Muslim leaders were dismayed by not just the vote but what they said seemed like prejudice against Muslims. (Not seems like, is)
“What I heard here was that we are Americans and have rights, but we as Muslims do not have the right to bury our dead,” said Nazir Cheema, a decades-long Rock Hill resident and leader of the effort to build the cemetery. “If this cemetery did not have the word Muslim, it would have been different. Are we not Americans? Do we not love America? (NO, you don’t!)
But that’s not all
AINA Islam isn’t just at the heart of the terror threat posed by the Islamic State. Islamic burial rituals are a key reason why health officials can’t contain the spread of the deadly disease Ebola in West Africa. Ebola victims can be more contagious dead than alive. Their bodies are covered in rashes, blood and other fluids containing the virus.

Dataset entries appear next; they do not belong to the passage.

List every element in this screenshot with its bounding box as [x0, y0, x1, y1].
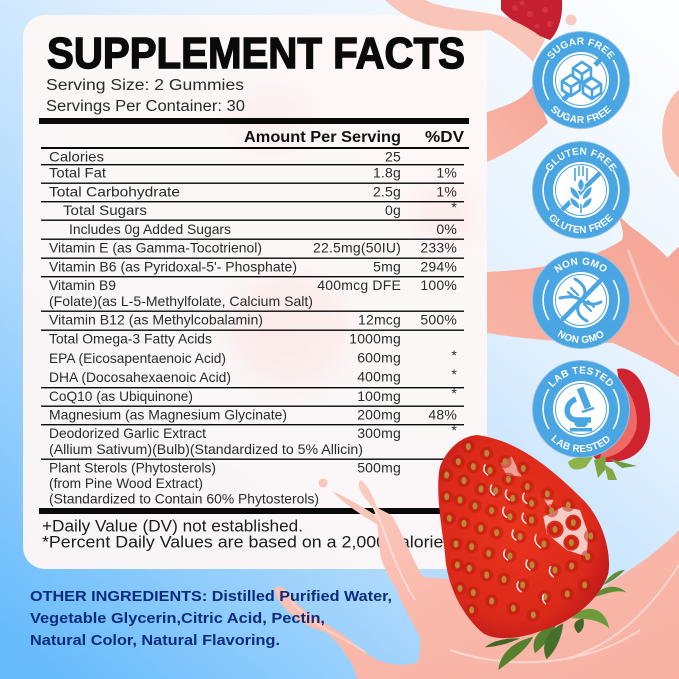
nutrition rows: CoQ10 (as Ubiquinone) [49, 388, 193, 404]
nutrition rows: Plant Sterols (Phytosterols) [49, 460, 216, 476]
nutrition rows: 100% [420, 277, 457, 293]
nutrition rows: Vitamin B6 (as Pyridoxal-5'- Phosphate) [49, 258, 297, 274]
icon: sugar cubes [562, 59, 601, 100]
nutrition rows: 300mg [357, 425, 401, 441]
nutrition rows: Total Carbohydrate [49, 184, 180, 200]
nutrition rows: Magnesium (as Magnesium Glycinate) [49, 406, 287, 422]
nutrition rows: 294% [420, 258, 457, 274]
badge: lab tested [532, 360, 630, 458]
nutrition rows: 2.5g [373, 184, 401, 200]
badge: lab tested: LAB TESTED [548, 366, 613, 388]
nutrition rows: Total Omega-3 Fatty Acids [49, 330, 212, 346]
icon: wheat [562, 166, 600, 213]
nutrition rows: * [451, 347, 457, 363]
nutrition rows: 500% [420, 312, 457, 328]
splash over card top corner [385, 0, 545, 62]
nutrition rows: 48% [428, 406, 457, 422]
nutrition rows: Vitamin E (as Gamma-Tocotrienol) [49, 240, 262, 256]
nutrition rows: Vitamin B9 [49, 277, 116, 293]
nutrition rows: 400mg [357, 368, 401, 384]
table header: %DV [425, 129, 464, 146]
table rules [39, 118, 469, 514]
nutrition rows: (Folate)(as L-5-Methylfolate, Calcium Salt) [49, 293, 313, 309]
strawberry highlights [500, 457, 588, 557]
table header [244, 129, 464, 146]
nutrition rows: Deodorized Garlic Extract [49, 425, 206, 441]
nutrition rows: 1% [436, 184, 457, 200]
background splash: behind Non GMO badge [487, 212, 679, 377]
nutrition rows: 200mg [357, 406, 401, 422]
badge: sugar free: SUGAR FREE [548, 38, 615, 60]
nutrition rows: 1% [436, 164, 457, 180]
badge: sugar free [532, 31, 630, 129]
nutrition rows: 22.5mg(50IU) [313, 240, 401, 256]
icon: dna [560, 279, 601, 321]
nutrition rows: (Standardized to Contain 60% Phytosterols) [49, 490, 319, 506]
nutrition rows: 1000mg [349, 330, 401, 346]
other ingredients: Vegetable Glycerin,Citric Acid, Pectin, [30, 611, 325, 627]
other ingredients: Natural Color, Natural Flavoring. [30, 633, 280, 649]
nutrition rows: 12mcg [358, 312, 401, 328]
faint strawberry watermark [230, 90, 475, 385]
nutrition rows: * [451, 199, 457, 215]
nutrition rows: 1.8g [373, 164, 401, 180]
serving info: Servings Per Container: 30 [46, 98, 245, 115]
background splash: right side [487, 85, 679, 178]
nutrition rows: 5mg [373, 258, 401, 274]
table header: Amount Per Serving [244, 129, 401, 146]
title: SUPPLEMENT FACTS [47, 28, 465, 77]
icon: whole strawberry [438, 435, 627, 670]
serving info [46, 77, 245, 115]
nutrition rows: 400mcg DFE [317, 277, 401, 293]
nutrition rows: 100mg [357, 388, 401, 404]
icon: strawberry slice [568, 368, 650, 480]
footnotes: +Daily Value (DV) not established. [42, 518, 303, 536]
red cells in highlight [546, 515, 581, 551]
badge: non gmo: NON GMO [554, 258, 607, 273]
nutrition rows: 600mg [357, 350, 401, 366]
nutrition rows: * [451, 385, 457, 401]
footnotes: *Percent Daily Values are based on a 2,000 calorie diet. [42, 534, 482, 552]
badge: gluten free: GLUTEN FREE [546, 148, 617, 172]
other ingredients [30, 589, 392, 649]
nutrition rows: 0g [385, 202, 401, 218]
nutrition rows: DHA (Docosahexaenoic Acid) [49, 369, 231, 385]
badge: non gmo [532, 251, 630, 349]
nutrition rows: 25 [385, 148, 401, 164]
seed glints [484, 465, 553, 604]
nutrition rows: Total Sugars [63, 202, 147, 218]
nutrition rows: * [451, 366, 457, 382]
nutrition rows: * [451, 422, 457, 438]
badge: sugar free: SUGAR FREE [551, 106, 612, 124]
badge: lab tested: LAB RESTED [551, 434, 610, 452]
raspberry [501, 0, 576, 40]
nutrition rows [49, 148, 457, 506]
other ingredients: OTHER INGREDIENTS: Distilled Purified Water, [30, 589, 392, 605]
serving info: Serving Size: 2 Gummies [46, 77, 244, 94]
nutrition rows: Includes 0g Added Sugars [69, 221, 231, 237]
badge: gluten free [532, 141, 630, 239]
milk splash with strawberry base [275, 478, 679, 679]
nutrition rows: Total Fat [49, 164, 106, 180]
strawberry seeds [440, 440, 597, 622]
footnotes [42, 518, 482, 552]
nutrition rows: EPA (Eicosapentaenoic Acid) [49, 350, 226, 366]
panel: supplement facts card [23, 15, 487, 569]
nutrition rows: Calories [49, 148, 104, 164]
nutrition rows: (Allium Sativum)(Bulb)(Standardized to 5% Allicin) [49, 441, 363, 457]
badge: gluten free: GLUTEN FREE [550, 214, 614, 234]
nutrition rows: 233% [420, 240, 457, 256]
nutrition rows: Vitamin B12 (as Methylcobalamin) [49, 312, 263, 328]
nutrition rows: (from Pine Wood Extract) [49, 475, 203, 491]
nutrition rows: 500mg [357, 460, 401, 476]
badge: non gmo: NON GMO [558, 330, 604, 343]
nutrition rows: 0% [436, 221, 457, 237]
icon: microscope [567, 388, 594, 432]
strawberry leaves [485, 570, 627, 670]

And under the Islamic faith, corpses are not allowed to be buried in caskets, just wrapped in white sheets, which poses a problem of bacterial infection getting into the water supply.
When Muslims die, family members don’t turn to a funeral home or crematorium to take care of the body. In Islam, death is handled much differently. Relatives personally wash the corpses of loved ones from head to toe. Often, several family members participate in this posthumous bathing ritual, known as Ghusl.
Before scrubbing the skin with soap and water, family members press down on the abdomen to excrete fluids still in the body. A mixture of camphor and water is used for a final washing. Then, family members dry off the body and shroud it in white linens.